This project explores different reasoning strategies for large language models (LLMs):
• Chain-of-Thought (CoT) → a single reasoning path, step by step.
• Self-Consistency → sample multiple CoTs, then vote for the most consistent answer.
• Tree-of-Thoughts (ToT) → branching exploration of possible reasoning steps.
• Graph-of-Thoughts (GoT) → voting across multiple CoT runs (a toy graph-based variant).
The idea is to see how prompting strategies can improve reasoning accuracy on benchmarks like GSM8K, BIG-Bench Hard, and ARC-Challenge. This repo is a research playground for myself: it’s not about state-of-the-art results, but about learning how reasoning methods differ in practice.
• How prompting alone can change the reasoning ability of LLMs.
• Why sampling multiple paths (self-consistency) often beats a single chain-of-thought.
• How to set up a reproducible evaluation harness for reasoning tasks.
• How to run simple experiments with OpenAI or local HuggingFace models.
This project requires Python 3.10 or higher. To install dependencies, run:
pip install -r requirements.txt
You will also need API keys:
• OpenAI API key: set it in a .env file as OPENAI_API_KEY=…

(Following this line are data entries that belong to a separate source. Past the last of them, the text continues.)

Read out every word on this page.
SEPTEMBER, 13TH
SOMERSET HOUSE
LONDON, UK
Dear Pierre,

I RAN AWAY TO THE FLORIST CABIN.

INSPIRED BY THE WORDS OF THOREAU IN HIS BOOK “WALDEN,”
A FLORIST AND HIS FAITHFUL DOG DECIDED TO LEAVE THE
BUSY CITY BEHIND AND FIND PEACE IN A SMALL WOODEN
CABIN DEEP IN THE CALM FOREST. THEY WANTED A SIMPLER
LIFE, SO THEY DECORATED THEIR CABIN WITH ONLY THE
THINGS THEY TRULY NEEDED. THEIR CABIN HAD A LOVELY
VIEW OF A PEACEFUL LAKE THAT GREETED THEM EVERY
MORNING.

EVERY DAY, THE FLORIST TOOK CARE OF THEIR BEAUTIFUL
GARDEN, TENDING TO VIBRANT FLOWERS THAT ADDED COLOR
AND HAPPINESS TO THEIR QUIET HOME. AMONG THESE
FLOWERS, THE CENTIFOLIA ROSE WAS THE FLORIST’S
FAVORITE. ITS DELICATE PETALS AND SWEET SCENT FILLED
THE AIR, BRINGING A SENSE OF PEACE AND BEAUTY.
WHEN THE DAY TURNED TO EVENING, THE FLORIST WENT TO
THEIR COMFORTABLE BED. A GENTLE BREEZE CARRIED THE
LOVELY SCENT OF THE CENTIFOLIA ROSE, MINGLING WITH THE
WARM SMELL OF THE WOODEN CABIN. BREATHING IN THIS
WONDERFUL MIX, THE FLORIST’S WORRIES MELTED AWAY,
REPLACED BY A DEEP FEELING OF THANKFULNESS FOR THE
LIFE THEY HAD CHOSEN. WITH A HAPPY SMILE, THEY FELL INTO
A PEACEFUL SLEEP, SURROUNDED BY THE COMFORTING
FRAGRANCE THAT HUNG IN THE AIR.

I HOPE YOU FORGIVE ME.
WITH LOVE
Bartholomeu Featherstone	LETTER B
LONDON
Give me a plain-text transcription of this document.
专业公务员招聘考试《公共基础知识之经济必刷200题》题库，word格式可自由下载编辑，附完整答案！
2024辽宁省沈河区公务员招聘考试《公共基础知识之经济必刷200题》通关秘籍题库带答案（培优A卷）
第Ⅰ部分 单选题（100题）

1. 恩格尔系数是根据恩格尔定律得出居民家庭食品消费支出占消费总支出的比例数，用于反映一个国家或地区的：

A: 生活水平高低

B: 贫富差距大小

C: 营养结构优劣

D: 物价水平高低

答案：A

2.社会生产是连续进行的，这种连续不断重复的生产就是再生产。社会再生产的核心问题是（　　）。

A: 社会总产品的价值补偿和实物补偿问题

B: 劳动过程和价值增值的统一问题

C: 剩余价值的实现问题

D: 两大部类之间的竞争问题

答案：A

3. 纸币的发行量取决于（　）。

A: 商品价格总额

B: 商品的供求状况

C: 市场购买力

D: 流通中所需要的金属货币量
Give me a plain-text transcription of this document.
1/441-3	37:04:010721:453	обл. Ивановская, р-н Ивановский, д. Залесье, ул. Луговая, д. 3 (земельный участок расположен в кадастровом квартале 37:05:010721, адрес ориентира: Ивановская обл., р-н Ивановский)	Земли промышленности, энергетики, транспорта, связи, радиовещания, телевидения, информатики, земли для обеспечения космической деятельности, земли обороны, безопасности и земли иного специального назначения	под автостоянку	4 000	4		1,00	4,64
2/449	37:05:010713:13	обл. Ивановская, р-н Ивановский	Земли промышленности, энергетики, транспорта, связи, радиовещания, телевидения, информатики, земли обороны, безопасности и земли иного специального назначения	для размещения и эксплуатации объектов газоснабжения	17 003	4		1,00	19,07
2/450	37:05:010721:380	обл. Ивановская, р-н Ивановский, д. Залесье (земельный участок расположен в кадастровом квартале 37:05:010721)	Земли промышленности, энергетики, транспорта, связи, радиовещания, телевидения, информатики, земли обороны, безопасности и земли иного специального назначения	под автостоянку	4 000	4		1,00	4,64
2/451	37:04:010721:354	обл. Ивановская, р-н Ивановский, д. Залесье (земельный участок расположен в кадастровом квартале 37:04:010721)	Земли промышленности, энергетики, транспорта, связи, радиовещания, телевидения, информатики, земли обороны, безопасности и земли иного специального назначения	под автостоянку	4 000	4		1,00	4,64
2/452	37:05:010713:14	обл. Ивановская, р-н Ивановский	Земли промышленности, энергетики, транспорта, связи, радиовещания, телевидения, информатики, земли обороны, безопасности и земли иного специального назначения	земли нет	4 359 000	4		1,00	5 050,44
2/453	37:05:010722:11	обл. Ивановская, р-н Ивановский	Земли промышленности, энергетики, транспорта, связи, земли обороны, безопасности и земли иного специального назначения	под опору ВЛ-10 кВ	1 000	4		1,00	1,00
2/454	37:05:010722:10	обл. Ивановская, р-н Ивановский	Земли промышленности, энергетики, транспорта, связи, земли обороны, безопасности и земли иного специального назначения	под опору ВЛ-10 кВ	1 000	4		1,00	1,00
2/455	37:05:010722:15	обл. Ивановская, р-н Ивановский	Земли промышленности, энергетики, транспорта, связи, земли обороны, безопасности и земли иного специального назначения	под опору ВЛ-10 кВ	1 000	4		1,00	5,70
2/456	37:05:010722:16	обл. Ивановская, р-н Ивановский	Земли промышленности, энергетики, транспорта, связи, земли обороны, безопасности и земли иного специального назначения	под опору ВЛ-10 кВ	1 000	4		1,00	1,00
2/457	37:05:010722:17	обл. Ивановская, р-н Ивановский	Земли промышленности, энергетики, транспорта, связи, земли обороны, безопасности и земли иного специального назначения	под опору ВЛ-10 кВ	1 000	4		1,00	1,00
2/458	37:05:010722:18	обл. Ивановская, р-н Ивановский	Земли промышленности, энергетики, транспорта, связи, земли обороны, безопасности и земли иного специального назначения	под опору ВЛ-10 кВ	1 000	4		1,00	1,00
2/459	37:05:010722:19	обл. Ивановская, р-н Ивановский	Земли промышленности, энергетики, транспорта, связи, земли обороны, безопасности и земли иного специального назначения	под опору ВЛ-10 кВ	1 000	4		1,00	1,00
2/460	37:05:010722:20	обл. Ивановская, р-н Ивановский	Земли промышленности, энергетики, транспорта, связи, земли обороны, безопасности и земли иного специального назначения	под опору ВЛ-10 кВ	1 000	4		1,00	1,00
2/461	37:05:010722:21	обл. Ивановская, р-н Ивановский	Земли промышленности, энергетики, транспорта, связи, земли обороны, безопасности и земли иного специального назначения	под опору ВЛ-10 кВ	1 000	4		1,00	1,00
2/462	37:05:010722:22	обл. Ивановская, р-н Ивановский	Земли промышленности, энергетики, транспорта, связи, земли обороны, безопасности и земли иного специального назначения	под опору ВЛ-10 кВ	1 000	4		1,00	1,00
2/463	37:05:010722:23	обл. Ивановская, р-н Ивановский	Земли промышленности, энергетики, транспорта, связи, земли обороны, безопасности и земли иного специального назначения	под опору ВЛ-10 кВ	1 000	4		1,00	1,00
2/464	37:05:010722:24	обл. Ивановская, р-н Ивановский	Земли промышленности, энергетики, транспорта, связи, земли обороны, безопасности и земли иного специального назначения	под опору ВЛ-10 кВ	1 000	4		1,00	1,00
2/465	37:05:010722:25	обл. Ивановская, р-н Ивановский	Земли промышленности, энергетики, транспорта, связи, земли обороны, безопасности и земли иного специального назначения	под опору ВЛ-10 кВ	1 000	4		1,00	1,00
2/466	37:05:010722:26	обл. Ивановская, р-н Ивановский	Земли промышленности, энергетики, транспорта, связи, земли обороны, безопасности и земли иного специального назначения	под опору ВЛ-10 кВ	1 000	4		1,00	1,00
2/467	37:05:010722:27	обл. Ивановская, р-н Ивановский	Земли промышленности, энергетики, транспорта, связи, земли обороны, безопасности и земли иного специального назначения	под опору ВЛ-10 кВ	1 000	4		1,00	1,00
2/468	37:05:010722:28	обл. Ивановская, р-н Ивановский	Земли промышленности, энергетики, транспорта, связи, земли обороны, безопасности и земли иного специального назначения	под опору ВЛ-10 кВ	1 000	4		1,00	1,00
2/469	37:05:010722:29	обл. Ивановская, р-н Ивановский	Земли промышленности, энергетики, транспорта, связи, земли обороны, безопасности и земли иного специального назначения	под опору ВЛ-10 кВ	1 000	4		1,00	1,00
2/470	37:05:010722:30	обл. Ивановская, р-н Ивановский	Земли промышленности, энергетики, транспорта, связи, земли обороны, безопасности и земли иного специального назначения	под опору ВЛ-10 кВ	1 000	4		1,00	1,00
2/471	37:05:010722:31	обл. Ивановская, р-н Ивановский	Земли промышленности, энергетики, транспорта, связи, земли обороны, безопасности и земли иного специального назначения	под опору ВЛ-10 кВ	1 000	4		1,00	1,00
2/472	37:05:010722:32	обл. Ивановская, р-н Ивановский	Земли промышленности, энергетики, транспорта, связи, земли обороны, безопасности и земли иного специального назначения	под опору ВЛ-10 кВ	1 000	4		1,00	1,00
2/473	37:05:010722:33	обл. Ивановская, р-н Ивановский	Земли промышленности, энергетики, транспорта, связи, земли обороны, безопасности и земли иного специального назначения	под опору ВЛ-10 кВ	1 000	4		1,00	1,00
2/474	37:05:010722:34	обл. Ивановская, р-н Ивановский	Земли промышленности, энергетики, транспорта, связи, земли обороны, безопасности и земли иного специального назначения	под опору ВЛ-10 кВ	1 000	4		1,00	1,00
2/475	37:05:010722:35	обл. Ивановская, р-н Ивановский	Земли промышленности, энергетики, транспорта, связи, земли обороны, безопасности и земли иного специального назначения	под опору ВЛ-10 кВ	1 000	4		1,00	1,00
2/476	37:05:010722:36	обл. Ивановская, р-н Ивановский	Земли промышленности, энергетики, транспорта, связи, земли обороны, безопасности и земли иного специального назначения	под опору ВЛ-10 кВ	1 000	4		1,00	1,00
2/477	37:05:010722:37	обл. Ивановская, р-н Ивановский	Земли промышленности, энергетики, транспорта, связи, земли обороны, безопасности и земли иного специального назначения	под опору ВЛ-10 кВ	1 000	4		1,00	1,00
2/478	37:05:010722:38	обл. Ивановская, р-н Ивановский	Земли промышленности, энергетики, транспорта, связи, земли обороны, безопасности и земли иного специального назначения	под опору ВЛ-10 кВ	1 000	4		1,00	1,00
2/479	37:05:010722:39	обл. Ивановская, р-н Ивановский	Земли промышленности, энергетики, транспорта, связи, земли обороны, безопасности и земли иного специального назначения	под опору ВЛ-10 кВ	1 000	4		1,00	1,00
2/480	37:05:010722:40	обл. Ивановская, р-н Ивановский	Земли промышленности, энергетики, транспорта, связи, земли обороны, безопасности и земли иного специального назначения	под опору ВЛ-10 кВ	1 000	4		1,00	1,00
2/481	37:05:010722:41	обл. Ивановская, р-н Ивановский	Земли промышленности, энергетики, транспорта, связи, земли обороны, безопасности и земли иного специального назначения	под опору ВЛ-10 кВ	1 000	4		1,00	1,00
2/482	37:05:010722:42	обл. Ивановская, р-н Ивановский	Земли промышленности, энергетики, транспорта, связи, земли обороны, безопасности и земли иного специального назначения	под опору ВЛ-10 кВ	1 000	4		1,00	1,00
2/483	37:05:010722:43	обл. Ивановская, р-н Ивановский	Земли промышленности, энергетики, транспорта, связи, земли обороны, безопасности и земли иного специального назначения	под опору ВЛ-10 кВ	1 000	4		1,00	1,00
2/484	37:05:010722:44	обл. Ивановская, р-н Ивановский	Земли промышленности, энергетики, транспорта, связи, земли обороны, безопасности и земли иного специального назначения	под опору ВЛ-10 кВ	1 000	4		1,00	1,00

• (Optional) Hugging Face token: set HUGGINGFACEHUB_API_TOKEN=… if you want to use local transformers models.
To run a simple Chain‑of‑Thought experiment on the GSM8K dataset:
python -m src.cot --dataset openai/gsm8k --subset main --split test --max-samples 20 --model openai:gpt-4o-mini
To try the Graph‑of‑Thoughts variant:
python -m src.graph_of_thought --dataset openai/gsm8k --subset main --split test --max-samples 10 --iters 4 --model openai:gpt-4o-mini
Results are saved under the results/ directory, and you can compute accuracy with:
python -m src.eval --run-dir results/<your_run_folder>
• Reasoning is not “one prompt and done.” Different strategies yield different results.
• Self‑consistency and tree‑based approaches can uncover better reasoning paths than plain chain‑of‑thought.
• Prompting alone can provide research‑level insights without any model fine‑tuning.
• Chain-of-Thought Prompting
• Self-Consistency
• Tree-of-Thoughts
• BIG-Bench Hard
This project is licensed under the MIT License.